For fiscal 2007, the Company’s cash flows associated with investing activities included capital expenditures
related to system development costs, computer hardware and software expenditures as well as certain leasehold
improvement costs. Also included in cash flows from investing activities is cash used for the acquisition of Access,
Azure and a small distributor business in Italy (see Note 2 in the accompanying consolidated financial statements
appearing in Item 15 of this Report), net of contingent purchase price proceeds received (see Results of
Operations — Gain (Loss) on Sale of Business Lines discussed elsewhere in this MD&A). Other financing
activities, net, in fiscal 2007 are primarily a result of cash from the exercise of stock options and the excess
tax benefits associated with stock option exercises.
As a result of the factors discussed above, the Company generated free cash flow of $316.3 million and used a
net $35.6 million to repay debt during fiscal 2007. During fiscal 2007, the Company redeemed the 934% Notes
outstanding balance of $361.4 million using proceeds from the issuance of $300.0 million of 6.625% Notes in
September 2006 and repaid $143.7 million of the 8.00% Notes that matured in November 2006. In March 2007, the
Company issued $300.0 million of 5.875% Notes due 2014 and used proceeds to repay certain amounts outstanding
under its Credit Facility and the Securitization Program that were used to fund the Access acquisition (see
Financing Transactions for further discussion).
In fiscal 2006, the Company utilized $423.4 million of cash and cash equivalents for working capital needs.

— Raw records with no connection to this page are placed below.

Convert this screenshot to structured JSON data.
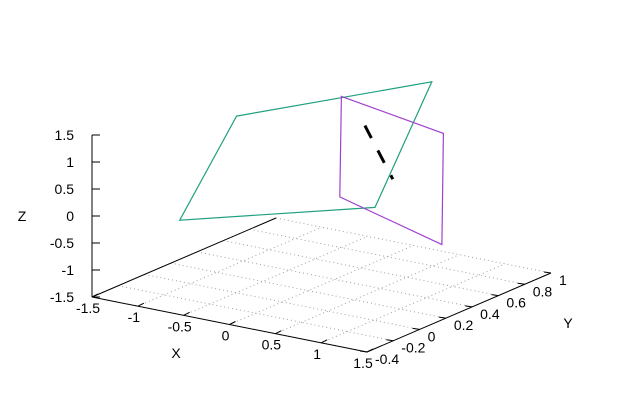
{
  "chart_data": {
    "type": "surface-3d",
    "title": "",
    "xlabel": "X",
    "ylabel": "Y",
    "zlabel": "Z",
    "xlim": [
      -1.5,
      1.5
    ],
    "ylim": [
      -0.4,
      1.0
    ],
    "zlim": [
      -1.5,
      1.5
    ],
    "x_ticks": [
      "-1.5",
      "-1",
      "-0.5",
      "0",
      "0.5",
      "1",
      "1.5"
    ],
    "y_ticks": [
      "-0.4",
      "-0.2",
      "0",
      "0.2",
      "0.4",
      "0.6",
      "0.8",
      "1"
    ],
    "z_ticks": [
      "-1.5",
      "-1",
      "-0.5",
      "0",
      "0.5",
      "1",
      "1.5"
    ],
    "grid": true,
    "legend": "none",
    "series": [
      {
        "kind": "plane-outline",
        "color": "#20a080",
        "points": [
          [
            -1.5,
            0.7,
            0.7
          ],
          [
            0.2,
            1.0,
            1.6
          ],
          [
            1.3,
            -0.2,
            0.9
          ],
          [
            -0.4,
            -0.5,
            0.4
          ]
        ]
      },
      {
        "kind": "plane-outline",
        "color": "#a040d0",
        "points": [
          [
            -0.5,
            0.8,
            1.3
          ],
          [
            0.9,
            0.6,
            1.3
          ],
          [
            1.6,
            0.1,
            0.0
          ],
          [
            0.2,
            0.3,
            0.2
          ]
        ]
      },
      {
        "kind": "dashed-line",
        "color": "#000000",
        "points": [
          [
            -0.1,
            0.7,
            1.0
          ],
          [
            0.85,
            0.25,
            0.8
          ]
        ]
      }
    ]
  }
}
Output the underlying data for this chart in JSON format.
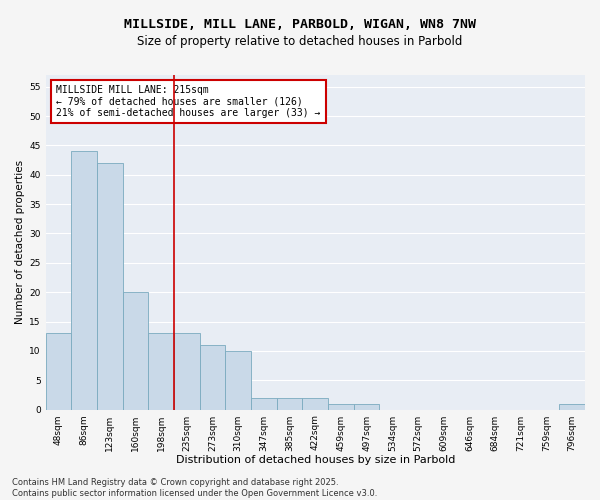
{
  "title1": "MILLSIDE, MILL LANE, PARBOLD, WIGAN, WN8 7NW",
  "title2": "Size of property relative to detached houses in Parbold",
  "xlabel": "Distribution of detached houses by size in Parbold",
  "ylabel": "Number of detached properties",
  "categories": [
    "48sqm",
    "86sqm",
    "123sqm",
    "160sqm",
    "198sqm",
    "235sqm",
    "273sqm",
    "310sqm",
    "347sqm",
    "385sqm",
    "422sqm",
    "459sqm",
    "497sqm",
    "534sqm",
    "572sqm",
    "609sqm",
    "646sqm",
    "684sqm",
    "721sqm",
    "759sqm",
    "796sqm"
  ],
  "values": [
    13,
    44,
    42,
    20,
    13,
    13,
    11,
    10,
    2,
    2,
    2,
    1,
    1,
    0,
    0,
    0,
    0,
    0,
    0,
    0,
    1
  ],
  "bar_color": "#c9d9e8",
  "bar_edge_color": "#7aaabf",
  "vline_x": 4.5,
  "vline_color": "#cc0000",
  "annotation_text": "MILLSIDE MILL LANE: 215sqm\n← 79% of detached houses are smaller (126)\n21% of semi-detached houses are larger (33) →",
  "annotation_box_color": "#cc0000",
  "ylim": [
    0,
    57
  ],
  "yticks": [
    0,
    5,
    10,
    15,
    20,
    25,
    30,
    35,
    40,
    45,
    50,
    55
  ],
  "bg_color": "#e8edf4",
  "grid_color": "#ffffff",
  "fig_bg_color": "#f5f5f5",
  "footer": "Contains HM Land Registry data © Crown copyright and database right 2025.\nContains public sector information licensed under the Open Government Licence v3.0.",
  "title1_fontsize": 9.5,
  "title2_fontsize": 8.5,
  "xlabel_fontsize": 8,
  "ylabel_fontsize": 7.5,
  "tick_fontsize": 6.5,
  "annotation_fontsize": 7,
  "footer_fontsize": 6
}
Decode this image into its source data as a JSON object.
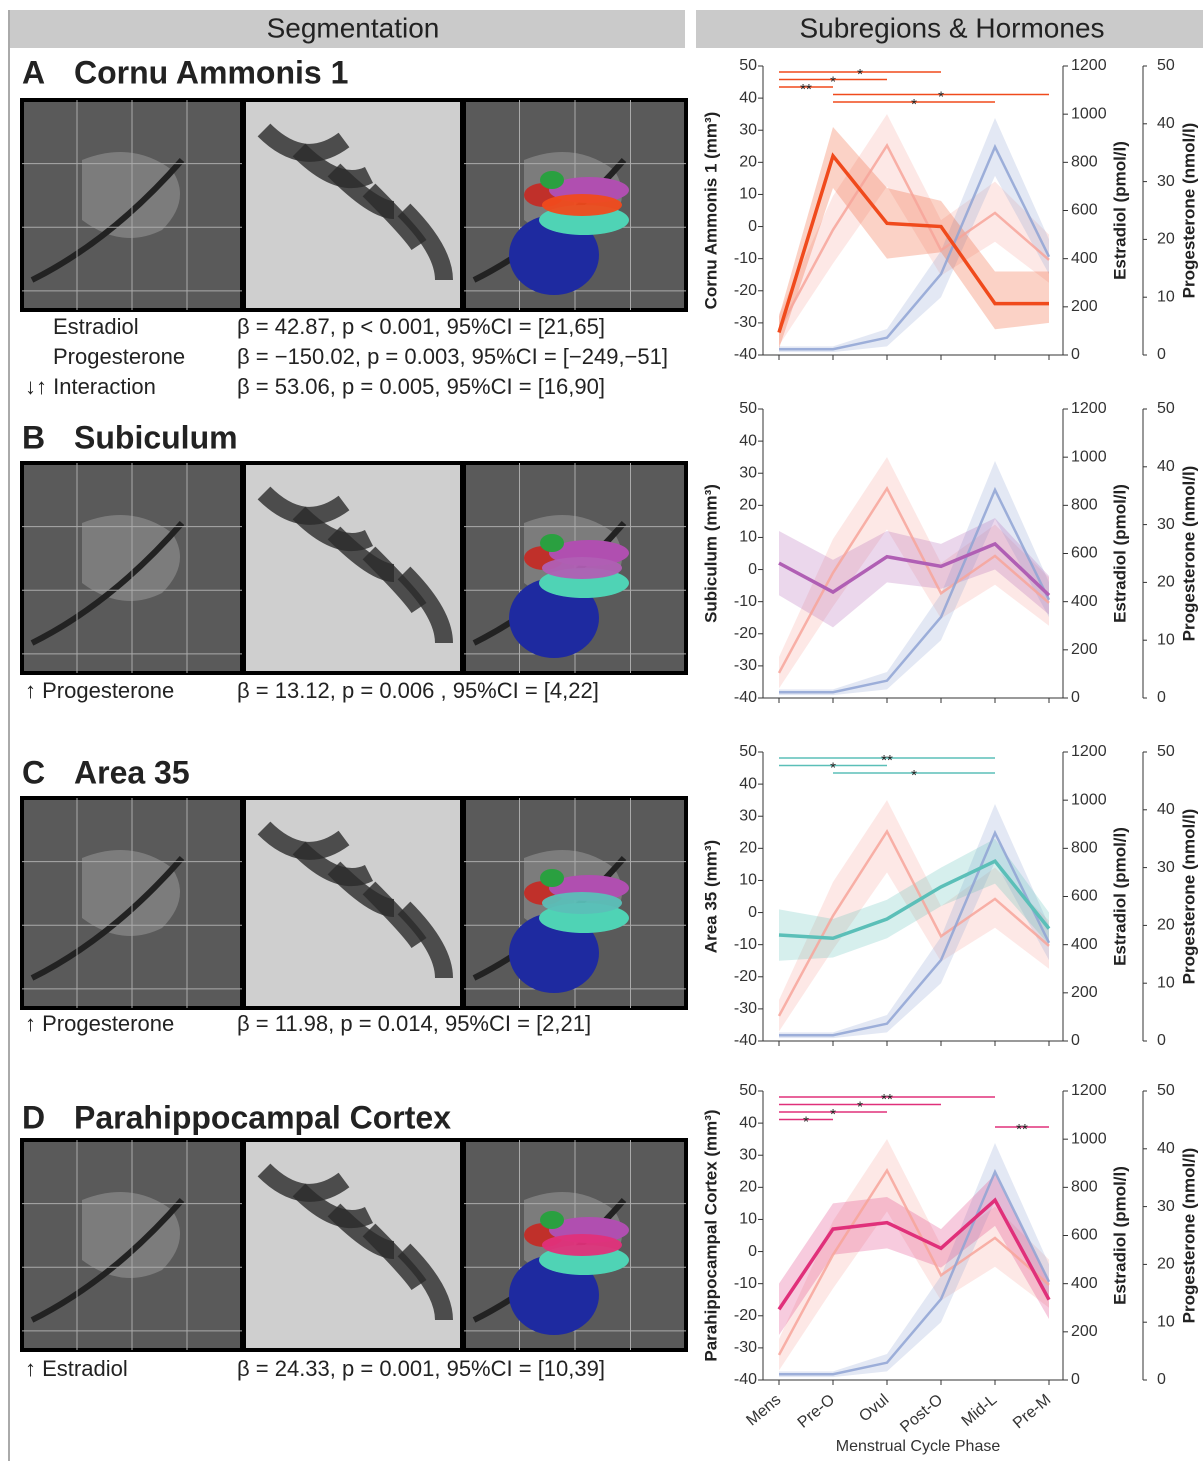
{
  "figure": {
    "headers": [
      "Segmentation",
      "Subregions & Hormones"
    ],
    "panels": [
      {
        "letter": "A",
        "title": "Cornu Ammonis 1",
        "color": "#f04a1c",
        "stats": [
          {
            "label": "Estradiol",
            "stat": "β  = 42.87, p < 0.001, 95%CI = [21,65]"
          },
          {
            "label": "Progesterone",
            "stat": "β = −150.02, p = 0.003, 95%CI = [−249,−51]"
          },
          {
            "label": "↓↑ Interaction",
            "stat": "β = 53.06, p = 0.005, 95%CI = [16,90]"
          }
        ]
      },
      {
        "letter": "B",
        "title": "Subiculum",
        "color": "#b05fb4",
        "stats": [
          {
            "label": "↑ Progesterone",
            "stat": "β  = 13.12, p = 0.006 , 95%CI = [4,22]"
          }
        ]
      },
      {
        "letter": "C",
        "title": "Area 35",
        "color": "#5bbfb8",
        "stats": [
          {
            "label": "↑ Progesterone",
            "stat": "β  = 11.98, p = 0.014, 95%CI = [2,21]"
          }
        ]
      },
      {
        "letter": "D",
        "title": "Parahippocampal Cortex",
        "color": "#e0307a",
        "stats": [
          {
            "label": "↑ Estradiol",
            "stat": "β  = 24.33, p = 0.001, 95%CI = [10,39]"
          }
        ]
      }
    ]
  },
  "chart_data": [
    {
      "type": "line",
      "ylabel": "Cornu Ammonis 1 (mm³)",
      "y2label": "Estradiol (pmol/l)",
      "y3label": "Progesterone (nmol/l)",
      "categories": [
        "Mens",
        "Pre-O",
        "Ovul",
        "Post-O",
        "Mid-L",
        "Pre-M"
      ],
      "ylim": [
        -40,
        50
      ],
      "yticks": [
        -40,
        -30,
        -20,
        -10,
        0,
        10,
        20,
        30,
        40,
        50
      ],
      "y2lim": [
        0,
        1200
      ],
      "y2ticks": [
        0,
        200,
        400,
        600,
        800,
        1000,
        1200
      ],
      "y3lim": [
        0,
        50
      ],
      "y3ticks": [
        0,
        10,
        20,
        30,
        40,
        50
      ],
      "series": [
        {
          "axis": "y2",
          "color": "#f7a49a",
          "values": [
            104,
            520,
            870,
            435,
            590,
            395
          ],
          "lower": [
            40,
            380,
            700,
            330,
            470,
            300
          ],
          "upper": [
            170,
            660,
            1000,
            560,
            720,
            500
          ]
        },
        {
          "axis": "y3",
          "color": "#8fa3d3",
          "values": [
            1,
            1,
            3,
            14,
            36,
            17
          ],
          "lower": [
            0.5,
            0.5,
            1.5,
            10,
            31,
            14
          ],
          "upper": [
            1.5,
            1.5,
            4.5,
            18,
            41,
            20
          ]
        },
        {
          "color": "#f04a1c",
          "values": [
            -33,
            22,
            1,
            0,
            -24,
            -24
          ],
          "lower": [
            -38,
            12,
            -10,
            -8,
            -32,
            -30
          ],
          "upper": [
            -28,
            31,
            12,
            8,
            -14,
            -14
          ]
        }
      ],
      "significance": [
        {
          "label": "*",
          "from": 0,
          "to": 3
        },
        {
          "label": "*",
          "from": 0,
          "to": 2
        },
        {
          "label": "**",
          "from": 0,
          "to": 1
        },
        {
          "label": "*",
          "from": 1,
          "to": 5
        },
        {
          "label": "*",
          "from": 1,
          "to": 4
        }
      ]
    },
    {
      "type": "line",
      "ylabel": "Subiculum (mm³)",
      "y2label": "Estradiol (pmol/l)",
      "y3label": "Progesterone (nmol/l)",
      "categories": [
        "Mens",
        "Pre-O",
        "Ovul",
        "Post-O",
        "Mid-L",
        "Pre-M"
      ],
      "ylim": [
        -40,
        50
      ],
      "yticks": [
        -40,
        -30,
        -20,
        -10,
        0,
        10,
        20,
        30,
        40,
        50
      ],
      "y2lim": [
        0,
        1200
      ],
      "y2ticks": [
        0,
        200,
        400,
        600,
        800,
        1000,
        1200
      ],
      "y3lim": [
        0,
        50
      ],
      "y3ticks": [
        0,
        10,
        20,
        30,
        40,
        50
      ],
      "series": [
        {
          "axis": "y2",
          "color": "#f7a49a",
          "values": [
            104,
            520,
            870,
            435,
            590,
            395
          ],
          "lower": [
            40,
            380,
            700,
            330,
            470,
            300
          ],
          "upper": [
            170,
            660,
            1000,
            560,
            720,
            500
          ]
        },
        {
          "axis": "y3",
          "color": "#8fa3d3",
          "values": [
            1,
            1,
            3,
            14,
            36,
            17
          ],
          "lower": [
            0.5,
            0.5,
            1.5,
            10,
            31,
            14
          ],
          "upper": [
            1.5,
            1.5,
            4.5,
            18,
            41,
            20
          ]
        },
        {
          "color": "#b05fb4",
          "values": [
            2,
            -7,
            4,
            1,
            8,
            -8
          ],
          "lower": [
            -8,
            -18,
            -4,
            -6,
            0,
            -14
          ],
          "upper": [
            12,
            3,
            12,
            8,
            16,
            -2
          ]
        }
      ],
      "significance": []
    },
    {
      "type": "line",
      "ylabel": "Area 35 (mm³)",
      "y2label": "Estradiol (pmol/l)",
      "y3label": "Progesterone (nmol/l)",
      "categories": [
        "Mens",
        "Pre-O",
        "Ovul",
        "Post-O",
        "Mid-L",
        "Pre-M"
      ],
      "ylim": [
        -40,
        50
      ],
      "yticks": [
        -40,
        -30,
        -20,
        -10,
        0,
        10,
        20,
        30,
        40,
        50
      ],
      "y2lim": [
        0,
        1200
      ],
      "y2ticks": [
        0,
        200,
        400,
        600,
        800,
        1000,
        1200
      ],
      "y3lim": [
        0,
        50
      ],
      "y3ticks": [
        0,
        10,
        20,
        30,
        40,
        50
      ],
      "series": [
        {
          "axis": "y2",
          "color": "#f7a49a",
          "values": [
            104,
            520,
            870,
            435,
            590,
            395
          ],
          "lower": [
            40,
            380,
            700,
            330,
            470,
            300
          ],
          "upper": [
            170,
            660,
            1000,
            560,
            720,
            500
          ]
        },
        {
          "axis": "y3",
          "color": "#8fa3d3",
          "values": [
            1,
            1,
            3,
            14,
            36,
            17
          ],
          "lower": [
            0.5,
            0.5,
            1.5,
            10,
            31,
            14
          ],
          "upper": [
            1.5,
            1.5,
            4.5,
            18,
            41,
            20
          ]
        },
        {
          "color": "#5bbfb8",
          "values": [
            -7,
            -8,
            -2,
            8,
            16,
            -5
          ],
          "lower": [
            -15,
            -14,
            -8,
            2,
            9,
            -10
          ],
          "upper": [
            1,
            -2,
            4,
            14,
            23,
            0
          ]
        }
      ],
      "significance": [
        {
          "label": "**",
          "from": 0,
          "to": 4
        },
        {
          "label": "*",
          "from": 0,
          "to": 2
        },
        {
          "label": "*",
          "from": 1,
          "to": 4
        }
      ]
    },
    {
      "type": "line",
      "ylabel": "Parahippocampal Cortex (mm³)",
      "y2label": "Estradiol (pmol/l)",
      "y3label": "Progesterone (nmol/l)",
      "xlabel": "Menstrual Cycle Phase",
      "categories": [
        "Mens",
        "Pre-O",
        "Ovul",
        "Post-O",
        "Mid-L",
        "Pre-M"
      ],
      "ylim": [
        -40,
        50
      ],
      "yticks": [
        -40,
        -30,
        -20,
        -10,
        0,
        10,
        20,
        30,
        40,
        50
      ],
      "y2lim": [
        0,
        1200
      ],
      "y2ticks": [
        0,
        200,
        400,
        600,
        800,
        1000,
        1200
      ],
      "y3lim": [
        0,
        50
      ],
      "y3ticks": [
        0,
        10,
        20,
        30,
        40,
        50
      ],
      "series": [
        {
          "axis": "y2",
          "color": "#f7a49a",
          "values": [
            104,
            520,
            870,
            435,
            590,
            395
          ],
          "lower": [
            40,
            380,
            700,
            330,
            470,
            300
          ],
          "upper": [
            170,
            660,
            1000,
            560,
            720,
            500
          ]
        },
        {
          "axis": "y3",
          "color": "#8fa3d3",
          "values": [
            1,
            1,
            3,
            14,
            36,
            17
          ],
          "lower": [
            0.5,
            0.5,
            1.5,
            10,
            31,
            14
          ],
          "upper": [
            1.5,
            1.5,
            4.5,
            18,
            41,
            20
          ]
        },
        {
          "color": "#e0307a",
          "values": [
            -18,
            7,
            9,
            1,
            16,
            -15
          ],
          "lower": [
            -26,
            -1,
            1,
            -5,
            8,
            -21
          ],
          "upper": [
            -10,
            15,
            17,
            7,
            24,
            -9
          ]
        }
      ],
      "significance": [
        {
          "label": "**",
          "from": 0,
          "to": 4
        },
        {
          "label": "*",
          "from": 0,
          "to": 3
        },
        {
          "label": "*",
          "from": 0,
          "to": 2
        },
        {
          "label": "*",
          "from": 0,
          "to": 1
        },
        {
          "label": "**",
          "from": 4,
          "to": 5
        }
      ]
    }
  ]
}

The working capital outflows consist of growth in receivables ($254.7 million), growth in inventory
($142.6 million), net cash inflow from accounts payable ($99.7 million) and outflow for other working capital
items ($125.8 million). The driver of the change in working capital includes organic sales growth and a small
investment in inventory at TS in preparation for the seasonally stronger September quarter that TS typically
experiences. In addition, the Company paid $92.9 million during fiscal 2006 relating to restructuring, integration
and payments of amounts accrued in purchase accounting associated with the Memec acquisition, and restructuring
and other costs as a result of the sale of two TS business lines and other actions taken during fiscal 2006. See Results
of Operations — Restructuring, Integration and Other Items discussed elsewhere in this MD&A. The Company
also made an accelerated contribution to the Company’s pension plan during the first quarter of fiscal 2006, totaling
$58.6 million and used $27.0 million primarily for premiums, transaction costs and other costs associated with the
refinancing and repurchasing of its Notes and credit facilities (see Financing Transactions).